Vatican City, 10 April 2014 (VIS) –
This morning Pope Francis received in audience the professors,
students and non-teaching staff of the Gregorian Pontifical
University, the Pontifical Biblical Institute and the Pontifical
Oriental Institute. These institutions, brought together in a
consortium by Pope Pius XI in 1923, were entrusted to the Society of
Jesus and the Holy Father recalled the importance of collaboration
between them in “safeguarding historical memory and, at the same
time, taking responsibility for the present and looking to the future
with creativity and imagination”.
Pope Francis indicated two aspects that
should characterise the task of the members of the consortium, both
teachers and students. The first is to acknowledge the value of the
place where they work and study – the city and above all the Church
of Rome. “There is a part and there is a present. There are the
roots of faith: the memories of the Apostles and the Martyrs; and
there is the ecclesial 'today', the current path of this Church which
presides over charity, the service of unity and universality. All
this must not be taken for granted! … But at the same time you
bring here the variety of your Churches of origin and of your
cultures. … This offers a valuable opportunity for growth in faith
and in opening the mind and the heart to the horizon of Catholicity.

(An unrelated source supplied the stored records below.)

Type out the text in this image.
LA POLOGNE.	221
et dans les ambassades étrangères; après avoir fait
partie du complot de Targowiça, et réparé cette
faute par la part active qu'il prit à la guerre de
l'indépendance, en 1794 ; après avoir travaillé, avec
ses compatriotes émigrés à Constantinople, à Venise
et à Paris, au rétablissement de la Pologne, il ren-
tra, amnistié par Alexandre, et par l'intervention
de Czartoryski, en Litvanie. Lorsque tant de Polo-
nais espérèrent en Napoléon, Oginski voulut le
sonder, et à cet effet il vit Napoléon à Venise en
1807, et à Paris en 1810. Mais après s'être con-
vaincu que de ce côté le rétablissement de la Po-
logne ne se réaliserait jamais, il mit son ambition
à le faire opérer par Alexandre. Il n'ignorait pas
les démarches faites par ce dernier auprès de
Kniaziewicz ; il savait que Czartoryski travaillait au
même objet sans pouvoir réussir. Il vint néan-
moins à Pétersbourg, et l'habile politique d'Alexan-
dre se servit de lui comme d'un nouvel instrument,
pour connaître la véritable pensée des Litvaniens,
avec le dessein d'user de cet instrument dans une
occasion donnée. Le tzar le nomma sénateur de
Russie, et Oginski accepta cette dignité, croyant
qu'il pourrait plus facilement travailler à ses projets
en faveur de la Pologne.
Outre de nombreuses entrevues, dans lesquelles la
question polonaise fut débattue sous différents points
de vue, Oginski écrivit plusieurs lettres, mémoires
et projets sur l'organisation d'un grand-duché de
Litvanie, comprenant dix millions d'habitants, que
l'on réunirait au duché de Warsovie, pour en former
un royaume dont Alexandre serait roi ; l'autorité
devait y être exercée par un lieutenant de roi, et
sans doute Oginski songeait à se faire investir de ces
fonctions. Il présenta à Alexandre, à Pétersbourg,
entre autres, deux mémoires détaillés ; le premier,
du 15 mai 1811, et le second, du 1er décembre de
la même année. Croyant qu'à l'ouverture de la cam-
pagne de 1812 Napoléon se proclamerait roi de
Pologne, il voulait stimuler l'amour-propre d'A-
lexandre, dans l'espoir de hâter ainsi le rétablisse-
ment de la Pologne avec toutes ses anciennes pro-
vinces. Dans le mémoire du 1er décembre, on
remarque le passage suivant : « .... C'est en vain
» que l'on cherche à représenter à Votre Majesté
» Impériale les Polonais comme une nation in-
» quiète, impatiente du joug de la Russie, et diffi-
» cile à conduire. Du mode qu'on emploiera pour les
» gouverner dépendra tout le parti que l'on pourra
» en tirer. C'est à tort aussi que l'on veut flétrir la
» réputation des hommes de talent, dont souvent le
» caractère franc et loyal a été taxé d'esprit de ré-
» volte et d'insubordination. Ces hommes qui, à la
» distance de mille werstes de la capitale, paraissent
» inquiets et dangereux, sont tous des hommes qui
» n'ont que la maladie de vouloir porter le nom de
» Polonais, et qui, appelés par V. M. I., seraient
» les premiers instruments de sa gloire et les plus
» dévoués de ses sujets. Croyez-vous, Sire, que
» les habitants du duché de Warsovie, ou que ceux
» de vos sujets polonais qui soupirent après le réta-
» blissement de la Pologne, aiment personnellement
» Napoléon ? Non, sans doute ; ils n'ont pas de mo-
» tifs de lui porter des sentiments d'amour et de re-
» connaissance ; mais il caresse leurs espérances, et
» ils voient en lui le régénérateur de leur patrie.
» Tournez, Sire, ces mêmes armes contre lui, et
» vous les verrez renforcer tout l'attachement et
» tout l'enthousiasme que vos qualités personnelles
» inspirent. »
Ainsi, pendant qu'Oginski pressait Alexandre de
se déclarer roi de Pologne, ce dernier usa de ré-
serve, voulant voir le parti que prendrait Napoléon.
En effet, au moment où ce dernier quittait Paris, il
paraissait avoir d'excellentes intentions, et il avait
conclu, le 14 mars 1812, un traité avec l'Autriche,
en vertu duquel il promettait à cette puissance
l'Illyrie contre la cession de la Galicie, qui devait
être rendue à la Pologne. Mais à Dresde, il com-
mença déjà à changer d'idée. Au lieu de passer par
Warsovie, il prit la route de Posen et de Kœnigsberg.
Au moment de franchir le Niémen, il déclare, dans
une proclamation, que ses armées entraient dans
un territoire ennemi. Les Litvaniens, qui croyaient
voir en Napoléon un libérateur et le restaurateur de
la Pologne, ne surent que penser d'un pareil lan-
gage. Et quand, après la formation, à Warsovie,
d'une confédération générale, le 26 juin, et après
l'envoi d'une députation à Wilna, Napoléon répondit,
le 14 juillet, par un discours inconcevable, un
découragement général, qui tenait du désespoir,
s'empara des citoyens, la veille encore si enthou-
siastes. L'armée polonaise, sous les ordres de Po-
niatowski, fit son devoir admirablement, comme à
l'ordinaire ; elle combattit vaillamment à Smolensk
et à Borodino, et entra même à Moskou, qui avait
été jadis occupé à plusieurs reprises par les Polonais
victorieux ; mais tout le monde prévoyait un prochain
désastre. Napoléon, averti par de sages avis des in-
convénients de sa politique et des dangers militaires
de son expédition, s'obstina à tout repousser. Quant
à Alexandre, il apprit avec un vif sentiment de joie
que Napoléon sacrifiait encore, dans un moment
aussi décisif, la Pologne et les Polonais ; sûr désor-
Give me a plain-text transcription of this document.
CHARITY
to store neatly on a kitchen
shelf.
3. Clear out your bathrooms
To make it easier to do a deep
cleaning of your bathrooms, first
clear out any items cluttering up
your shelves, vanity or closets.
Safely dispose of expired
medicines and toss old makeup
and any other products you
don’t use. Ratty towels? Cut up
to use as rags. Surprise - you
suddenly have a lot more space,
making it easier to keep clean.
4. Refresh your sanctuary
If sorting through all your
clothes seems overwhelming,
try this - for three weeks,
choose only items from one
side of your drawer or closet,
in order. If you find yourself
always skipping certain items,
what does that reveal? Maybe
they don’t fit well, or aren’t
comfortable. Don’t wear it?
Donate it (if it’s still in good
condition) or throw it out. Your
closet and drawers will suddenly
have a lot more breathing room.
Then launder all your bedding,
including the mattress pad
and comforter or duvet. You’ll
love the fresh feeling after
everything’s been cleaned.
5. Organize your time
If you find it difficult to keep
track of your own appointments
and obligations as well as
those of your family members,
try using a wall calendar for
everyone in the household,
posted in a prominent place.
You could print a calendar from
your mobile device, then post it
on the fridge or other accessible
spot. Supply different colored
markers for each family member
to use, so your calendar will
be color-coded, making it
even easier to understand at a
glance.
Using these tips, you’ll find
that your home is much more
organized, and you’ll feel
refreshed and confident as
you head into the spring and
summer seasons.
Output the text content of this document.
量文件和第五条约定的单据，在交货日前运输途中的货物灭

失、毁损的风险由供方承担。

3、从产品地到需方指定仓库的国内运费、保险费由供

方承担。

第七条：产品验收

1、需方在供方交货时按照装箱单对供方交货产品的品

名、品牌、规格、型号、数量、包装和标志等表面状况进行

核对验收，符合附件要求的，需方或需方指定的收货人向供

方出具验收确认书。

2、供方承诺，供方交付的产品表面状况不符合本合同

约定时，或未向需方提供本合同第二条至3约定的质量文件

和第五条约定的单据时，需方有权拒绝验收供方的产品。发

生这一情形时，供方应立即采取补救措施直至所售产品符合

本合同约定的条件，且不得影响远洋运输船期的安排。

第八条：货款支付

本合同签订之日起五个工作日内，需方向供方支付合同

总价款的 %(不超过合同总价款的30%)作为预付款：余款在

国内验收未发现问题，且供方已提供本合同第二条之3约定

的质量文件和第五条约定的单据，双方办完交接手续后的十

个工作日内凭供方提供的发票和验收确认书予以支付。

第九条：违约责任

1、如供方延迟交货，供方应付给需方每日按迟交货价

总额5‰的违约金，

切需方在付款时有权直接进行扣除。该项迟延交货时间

Within this horizon, the dialectic between 'centre' and 'periphery'
takes on a form of its own, an evangelical form according to the
logic of a God who reaches the centre from the periphery, to then
return to the periphery”.
The second aspect was the relationship
between study and spiritual life, and which constitutes “one of the
challenges of our times: transmitting knowledge and offering a key to
a vital understanding, not an accumulation of unconnected notions.
There is a need for a true evangelical hermeneutics to better
understand life, the world, and humankind, not a synthesis but a
spiritual atmosphere of research and certainty based on the truths of
reason and faith. Philosophy and theology enable us to acquire the
convictions that structure and strengthen intelligence and enlighten
will … but all this is fruitful only if it is done with an open
mind and on one's knees. The theologian who is satisfied with his
complete and conclusive thought is mediocre. A good theologian and
philosopher is open, or incomplete in thought, always open to the
'maius' of God and of the truth, always in development. … And the
theologian who does not pray or does not adore God ends up sinking
into the most repugnant narcissism. And this is an ecclesiastical
sickness. Narcissism in theologians and in thinkers is harmful and
repugnant”.
The Holy Father continued, “The aim
of study in any pontifical university is ecclesial. Research and
study are to be integrated with personal and community life, with
missionary commitment, with fraternal charity and sharing with the
poor, with attention to inner life in relation to the Lord. Your
Institutes are not machines for producing theologians and
philosophers; they are communities in which one grows, and growth
occurs in the family”. The university family is “indispensable
for creating an attitude of concrete humanity and wisdom, making
students into people capable of building humanity, of transmitting
the truth in a human dimension, of knowing that if there lacks the
goodness and beauty of belonging to a working family one ends up as
an intellectual without talent, an ethicist without goodness, a
thinker lacking the splendour of beauty and simply 'adorned' with
formalism. Respectful and daily contact with the laboriousness and
the witness of the men and women in your institutions will give you
the quota of realism necessary for your science to be human and not
merely that of the laboratory”, he concluded.